I’ve seen a company stock price fall 20 percent in a single day, when it did not meet Wall Street’s expectations with this medical loss ratio.

For example, if one company’s medical loss ratio was 77.9 percent, for example, in one quarter, and the next quarter, it was 78.2 percent. It seems like a small movement. But investors will think that’s ridiculous. And it’s horrible.

BILL MOYERS: That they’re spending more money for medical claims.

WENDELL POTTER: Yeah.

BILL MOYERS: And less money on profits?

WENDELL POTTER: Exactly.

Moyers and Potter continue on, so I advise you to read the whole thing.  It’s pretty stunning and revealing of how private insurance works.  Remember, this isn’t some lefty libtard whack job, this is a former executive at a big insurance conglomerate who used to actively fight against health care reform.  He’s now fighting for it.

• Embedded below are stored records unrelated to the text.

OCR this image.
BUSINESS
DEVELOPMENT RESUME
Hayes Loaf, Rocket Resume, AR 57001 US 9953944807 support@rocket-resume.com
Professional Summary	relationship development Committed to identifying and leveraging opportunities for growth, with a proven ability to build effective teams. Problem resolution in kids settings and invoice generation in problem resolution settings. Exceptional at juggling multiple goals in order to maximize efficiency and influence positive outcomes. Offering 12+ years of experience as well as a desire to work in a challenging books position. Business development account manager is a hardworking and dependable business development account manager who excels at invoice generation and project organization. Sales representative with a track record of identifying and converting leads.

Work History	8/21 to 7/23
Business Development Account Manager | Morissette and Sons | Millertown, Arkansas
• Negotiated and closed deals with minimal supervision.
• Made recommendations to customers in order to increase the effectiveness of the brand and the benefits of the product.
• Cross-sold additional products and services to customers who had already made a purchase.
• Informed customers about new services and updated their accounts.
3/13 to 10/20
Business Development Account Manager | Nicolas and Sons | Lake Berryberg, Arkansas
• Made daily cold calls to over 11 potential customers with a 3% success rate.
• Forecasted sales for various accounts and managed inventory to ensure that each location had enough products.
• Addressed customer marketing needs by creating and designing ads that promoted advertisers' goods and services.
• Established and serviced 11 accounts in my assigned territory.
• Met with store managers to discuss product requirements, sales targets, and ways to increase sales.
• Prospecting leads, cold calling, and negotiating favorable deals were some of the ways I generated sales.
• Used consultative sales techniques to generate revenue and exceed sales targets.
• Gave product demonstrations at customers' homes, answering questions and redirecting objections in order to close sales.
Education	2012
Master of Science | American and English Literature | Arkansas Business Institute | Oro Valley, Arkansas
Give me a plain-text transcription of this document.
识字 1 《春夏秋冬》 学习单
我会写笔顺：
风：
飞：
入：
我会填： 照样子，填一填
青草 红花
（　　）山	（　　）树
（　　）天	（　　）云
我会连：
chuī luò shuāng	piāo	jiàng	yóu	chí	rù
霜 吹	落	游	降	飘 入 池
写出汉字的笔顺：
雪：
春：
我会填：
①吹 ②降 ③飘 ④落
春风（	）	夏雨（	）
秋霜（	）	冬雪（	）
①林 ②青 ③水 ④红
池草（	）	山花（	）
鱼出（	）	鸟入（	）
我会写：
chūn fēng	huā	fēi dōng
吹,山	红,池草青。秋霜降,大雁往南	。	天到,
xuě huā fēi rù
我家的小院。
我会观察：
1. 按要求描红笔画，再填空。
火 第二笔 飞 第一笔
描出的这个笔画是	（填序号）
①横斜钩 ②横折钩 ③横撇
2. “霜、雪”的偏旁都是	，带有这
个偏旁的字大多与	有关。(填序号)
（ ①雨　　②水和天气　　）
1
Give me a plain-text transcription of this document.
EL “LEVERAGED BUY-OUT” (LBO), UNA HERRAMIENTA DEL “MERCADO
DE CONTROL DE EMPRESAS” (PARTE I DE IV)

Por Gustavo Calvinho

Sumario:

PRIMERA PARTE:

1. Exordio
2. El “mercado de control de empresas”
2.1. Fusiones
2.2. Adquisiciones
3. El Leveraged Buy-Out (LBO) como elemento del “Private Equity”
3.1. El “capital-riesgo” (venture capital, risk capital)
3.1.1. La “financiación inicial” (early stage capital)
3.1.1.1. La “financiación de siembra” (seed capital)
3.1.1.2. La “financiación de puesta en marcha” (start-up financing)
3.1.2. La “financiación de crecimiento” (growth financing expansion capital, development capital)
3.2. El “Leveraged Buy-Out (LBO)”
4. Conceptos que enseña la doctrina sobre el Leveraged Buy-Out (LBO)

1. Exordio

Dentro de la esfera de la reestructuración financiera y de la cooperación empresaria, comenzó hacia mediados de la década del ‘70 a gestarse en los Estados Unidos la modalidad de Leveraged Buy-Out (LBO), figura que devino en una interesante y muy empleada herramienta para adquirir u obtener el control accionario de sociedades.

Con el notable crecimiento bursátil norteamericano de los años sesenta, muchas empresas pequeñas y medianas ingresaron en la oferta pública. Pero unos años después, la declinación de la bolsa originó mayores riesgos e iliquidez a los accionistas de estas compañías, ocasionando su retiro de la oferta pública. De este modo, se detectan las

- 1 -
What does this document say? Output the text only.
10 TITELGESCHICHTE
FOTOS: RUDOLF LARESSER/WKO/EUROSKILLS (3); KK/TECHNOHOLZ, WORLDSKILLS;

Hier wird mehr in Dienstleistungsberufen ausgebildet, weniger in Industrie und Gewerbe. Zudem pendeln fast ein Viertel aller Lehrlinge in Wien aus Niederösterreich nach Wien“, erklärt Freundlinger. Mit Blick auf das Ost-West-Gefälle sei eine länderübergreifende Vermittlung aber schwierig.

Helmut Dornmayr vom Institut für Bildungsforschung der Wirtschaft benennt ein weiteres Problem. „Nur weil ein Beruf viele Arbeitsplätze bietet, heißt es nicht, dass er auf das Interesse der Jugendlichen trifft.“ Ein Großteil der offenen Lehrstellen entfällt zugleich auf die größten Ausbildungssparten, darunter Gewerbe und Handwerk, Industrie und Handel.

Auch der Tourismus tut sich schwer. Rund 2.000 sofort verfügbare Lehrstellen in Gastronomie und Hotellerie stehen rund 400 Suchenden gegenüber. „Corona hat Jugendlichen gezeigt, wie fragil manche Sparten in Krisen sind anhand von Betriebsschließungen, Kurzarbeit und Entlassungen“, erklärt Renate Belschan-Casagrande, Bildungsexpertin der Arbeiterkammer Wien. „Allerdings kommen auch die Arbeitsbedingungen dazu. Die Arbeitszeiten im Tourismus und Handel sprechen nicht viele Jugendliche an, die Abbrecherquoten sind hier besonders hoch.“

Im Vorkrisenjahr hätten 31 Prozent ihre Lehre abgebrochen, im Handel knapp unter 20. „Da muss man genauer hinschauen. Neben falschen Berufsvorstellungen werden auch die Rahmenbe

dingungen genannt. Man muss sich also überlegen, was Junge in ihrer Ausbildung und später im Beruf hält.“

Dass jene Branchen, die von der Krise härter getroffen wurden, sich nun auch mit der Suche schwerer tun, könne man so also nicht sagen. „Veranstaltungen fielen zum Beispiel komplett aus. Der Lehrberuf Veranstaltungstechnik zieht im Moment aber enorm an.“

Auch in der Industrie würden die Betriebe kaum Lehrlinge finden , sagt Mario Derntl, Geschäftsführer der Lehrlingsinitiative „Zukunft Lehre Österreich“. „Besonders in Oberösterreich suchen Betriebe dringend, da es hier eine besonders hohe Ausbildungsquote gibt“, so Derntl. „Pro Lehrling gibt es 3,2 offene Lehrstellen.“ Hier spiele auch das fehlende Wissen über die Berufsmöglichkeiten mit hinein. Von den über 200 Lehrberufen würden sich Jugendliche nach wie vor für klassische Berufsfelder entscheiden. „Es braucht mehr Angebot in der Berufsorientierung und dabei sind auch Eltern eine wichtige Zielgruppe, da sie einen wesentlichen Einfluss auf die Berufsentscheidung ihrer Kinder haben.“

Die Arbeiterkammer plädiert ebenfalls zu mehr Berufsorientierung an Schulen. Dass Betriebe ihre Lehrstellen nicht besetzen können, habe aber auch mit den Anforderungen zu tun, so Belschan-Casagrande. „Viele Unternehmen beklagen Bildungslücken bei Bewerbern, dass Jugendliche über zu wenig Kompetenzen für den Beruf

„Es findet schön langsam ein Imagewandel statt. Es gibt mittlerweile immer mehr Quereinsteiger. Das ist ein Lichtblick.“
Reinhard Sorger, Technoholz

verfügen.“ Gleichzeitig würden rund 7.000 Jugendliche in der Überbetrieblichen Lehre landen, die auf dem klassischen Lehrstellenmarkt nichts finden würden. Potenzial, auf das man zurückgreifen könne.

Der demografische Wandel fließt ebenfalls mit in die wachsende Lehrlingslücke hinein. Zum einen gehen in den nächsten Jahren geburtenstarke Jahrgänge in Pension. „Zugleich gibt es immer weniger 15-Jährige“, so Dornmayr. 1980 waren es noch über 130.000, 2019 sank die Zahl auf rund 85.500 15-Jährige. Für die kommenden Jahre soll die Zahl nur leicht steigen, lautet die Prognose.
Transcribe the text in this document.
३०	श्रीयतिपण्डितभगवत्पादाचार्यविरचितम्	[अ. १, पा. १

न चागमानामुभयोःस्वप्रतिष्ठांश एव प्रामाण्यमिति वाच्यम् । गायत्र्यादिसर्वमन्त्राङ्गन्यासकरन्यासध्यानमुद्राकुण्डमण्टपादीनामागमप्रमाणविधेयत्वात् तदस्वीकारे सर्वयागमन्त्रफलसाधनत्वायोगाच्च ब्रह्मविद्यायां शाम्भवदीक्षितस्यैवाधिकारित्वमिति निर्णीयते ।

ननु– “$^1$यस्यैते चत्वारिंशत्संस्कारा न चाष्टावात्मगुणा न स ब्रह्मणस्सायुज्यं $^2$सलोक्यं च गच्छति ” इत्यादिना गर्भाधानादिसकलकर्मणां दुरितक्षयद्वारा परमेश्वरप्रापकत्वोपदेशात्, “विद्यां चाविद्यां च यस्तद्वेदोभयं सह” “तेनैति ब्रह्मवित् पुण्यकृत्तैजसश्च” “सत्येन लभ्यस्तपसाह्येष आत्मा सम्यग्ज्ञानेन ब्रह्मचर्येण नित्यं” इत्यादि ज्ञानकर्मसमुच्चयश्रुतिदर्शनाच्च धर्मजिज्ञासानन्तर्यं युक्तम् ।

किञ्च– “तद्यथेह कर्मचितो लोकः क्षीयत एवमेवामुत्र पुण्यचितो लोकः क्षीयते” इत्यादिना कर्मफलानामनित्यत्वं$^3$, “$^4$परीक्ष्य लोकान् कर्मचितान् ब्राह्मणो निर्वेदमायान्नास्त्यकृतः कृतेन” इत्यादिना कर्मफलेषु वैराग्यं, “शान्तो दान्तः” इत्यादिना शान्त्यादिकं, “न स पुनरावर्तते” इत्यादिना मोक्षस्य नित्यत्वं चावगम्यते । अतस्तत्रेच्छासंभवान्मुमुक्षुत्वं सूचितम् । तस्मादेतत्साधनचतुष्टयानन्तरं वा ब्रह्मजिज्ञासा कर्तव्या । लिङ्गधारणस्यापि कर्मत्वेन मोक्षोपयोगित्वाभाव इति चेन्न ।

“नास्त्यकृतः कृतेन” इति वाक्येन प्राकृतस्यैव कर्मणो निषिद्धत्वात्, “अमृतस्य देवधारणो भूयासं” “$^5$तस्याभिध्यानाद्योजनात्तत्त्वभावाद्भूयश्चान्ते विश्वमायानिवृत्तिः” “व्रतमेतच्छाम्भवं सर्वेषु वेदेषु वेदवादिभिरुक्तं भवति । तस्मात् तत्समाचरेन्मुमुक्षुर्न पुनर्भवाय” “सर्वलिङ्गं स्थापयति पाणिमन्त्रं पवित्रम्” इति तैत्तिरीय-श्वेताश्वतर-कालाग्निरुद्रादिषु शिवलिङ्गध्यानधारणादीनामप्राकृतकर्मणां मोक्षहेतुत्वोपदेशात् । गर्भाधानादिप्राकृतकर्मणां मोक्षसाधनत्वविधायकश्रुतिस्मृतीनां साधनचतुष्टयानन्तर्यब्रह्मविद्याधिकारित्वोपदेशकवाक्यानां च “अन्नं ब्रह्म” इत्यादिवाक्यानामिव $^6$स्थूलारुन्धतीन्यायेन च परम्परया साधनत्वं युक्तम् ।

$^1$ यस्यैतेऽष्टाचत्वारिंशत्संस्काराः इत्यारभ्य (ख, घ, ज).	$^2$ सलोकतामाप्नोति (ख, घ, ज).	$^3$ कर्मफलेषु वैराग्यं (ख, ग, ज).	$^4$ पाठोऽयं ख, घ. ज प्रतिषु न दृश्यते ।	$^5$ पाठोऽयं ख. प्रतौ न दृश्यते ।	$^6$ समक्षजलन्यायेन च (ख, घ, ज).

Finally, Mr. Moyers addressed the Washington Post hosting a private dinner with alleged access to “insiders” of the health care reform process.   In other words, using their journalistic “integrity” to sell access to the highest bidder:

According to one poll after another, a majority of Americans not only want a public option in health care, they also think that growing inequality is bad for the country, that corporations have too much power over policy, that money in politics is the root of all evil, and that working families and poor communities need and deserve public support when the market fails to generate shared prosperity. But when the insiders in Washington finish tearing worthy intentions apart and devouring flesh from bone, none of these reforms happen. Oh, they say, “it’s all about compromise, all in the nature of the give-and-take of representative democracy.” That, people, is bull — the basic nutrient of Washington’s high and mighty.

To which he makes his final, salient, and most profound point:

It’s not about compromise. It’s not about what the public wants. It’s about money, the golden ticket to “the select few who actually get it done.” And nothing will change. Nothing. Until the money-lenders are tossed out of the temple, and we tear down the sign they’ve placed on government — the one that reads: “For sale.”

Please, read the entire transcript, and judge for yourself.

p. s. – Many I know will chastise me for writing this, but I don’t care.  Health care reform must happen.  The current health care system has screwed me over repeatedly, especially with a wife that has rheumatoid arthritis.  Even my son’s birth was not covered by insurance because it was a “pre-existing condition.”

The insurance person told me when I signed up full-time at my job that I could add “anyone, any time.”  Then when I went to add my wife before we conceived, they said “Oh, you can only add at the beginning of the fiscal year, or when there’s a ‘qualifying event.'”  I asked if becoming pregnant was such a thing, and was assured that it was.  Then when I went to add her when I suspected she was pregnant, they denied her outright, citing her rheumatoid as a factor and saying pregnancy was a “pre-existing condition.”  So, we payed for the whole nine months out of our own pockets, but not before looking over the hospital bill and finding $2,400 in unnecessary charges that they were most likely hoping to bilk some insurance company out of, then bilk me out of.

So I don’t have any reason not to say this: big health insurance companies and the current “system” can kiss my ass.